Mais l’avant-garde de l’ennemi, se trouvant bientôt renforcée et soutenue, obligea Claverhouse à suivre ses troupes. Quoi qu’il en soit, jamais homme ne soutint mieux sa réputation d’intrépide soldat, de capitaine habile, qu’il ne le fît ce jour-là. Remarquable par son cheval noir et son panache blanc, il était le premier dans les charges répétées qu’il faisait à chaque occasion favorable, pour arrêter les progrès de ceux qui les poursuivaient, et pour faciliter la retraite de son régiment. Le point de mire de tous, il semblait invulnérable. Les fanatiques superstitieux, qui le considéraient comme un homme doué par l’esprit malfaisant de moyens surnaturels de défense, assuraient avoir vu les balles rebondir sur ses bottes fortes et sur son habit de buffle, comme la grêle sur un roc de granit, pendant qu’il galopait çà et là au milieu de la mêlée. Ce jour-là, plus d’un républicain chargea son mousquet avec un dollar coupé en morceaux, afin qu’une balle d’argent pût abattre le persécuteur de la sainte Église, puisque le plomb n’avait pas de pouvoir sur lui.

« Chargez-le avec l’acier froid, » était le cri à chaque nouvelle détonation : « on use inutilement la poudre sur lui. Autant vaudrait tirer sur le diable lui-même[1]. »

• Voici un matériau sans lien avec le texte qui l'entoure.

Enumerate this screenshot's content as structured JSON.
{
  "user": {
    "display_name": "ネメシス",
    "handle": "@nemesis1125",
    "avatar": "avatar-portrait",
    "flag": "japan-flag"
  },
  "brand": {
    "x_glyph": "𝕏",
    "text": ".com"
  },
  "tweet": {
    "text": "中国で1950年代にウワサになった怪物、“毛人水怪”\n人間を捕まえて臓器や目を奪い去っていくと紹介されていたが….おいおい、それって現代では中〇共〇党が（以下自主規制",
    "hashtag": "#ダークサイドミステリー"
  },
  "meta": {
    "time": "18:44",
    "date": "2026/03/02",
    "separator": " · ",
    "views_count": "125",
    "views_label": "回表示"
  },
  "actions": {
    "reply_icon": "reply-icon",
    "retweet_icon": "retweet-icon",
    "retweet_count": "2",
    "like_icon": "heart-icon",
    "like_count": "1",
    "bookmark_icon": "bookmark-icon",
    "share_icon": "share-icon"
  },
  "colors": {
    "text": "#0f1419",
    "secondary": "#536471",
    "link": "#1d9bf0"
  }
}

Malgré cet avis, souvent répété à haute voix, la frayeur des insurgés était telle, qu’ils reculaient devant Claverhouse comme devant un être surnaturel, et peu d’entre eux se hasardèrent à croiser l’épée avec lui. Quoi qu’il en soit, il continuait toujours à battre en retraite, et avec tous les désavantages de ce mouvement. Les soldats qui se trouvaient derrière lui, en voyant le nombre croissant d’ennemis qui fourmillaient au milieu du marécage, s’ébranlèrent ; et à chaque pas, le major Allan et lord Evandale éprouvaient plus de difficulté pour former une ligne régulière, leur marche devenant beaucoup trop rapide pour que l’ordre ne fût pas rompu. À mesure que les soldats en retraite

  1. Les covenantaires allaient jusqu’à croire que leurs principaux ennemis, et surtout Claverhouse, avaient obtenu du diable un charme qui les préservait des balles. a. m.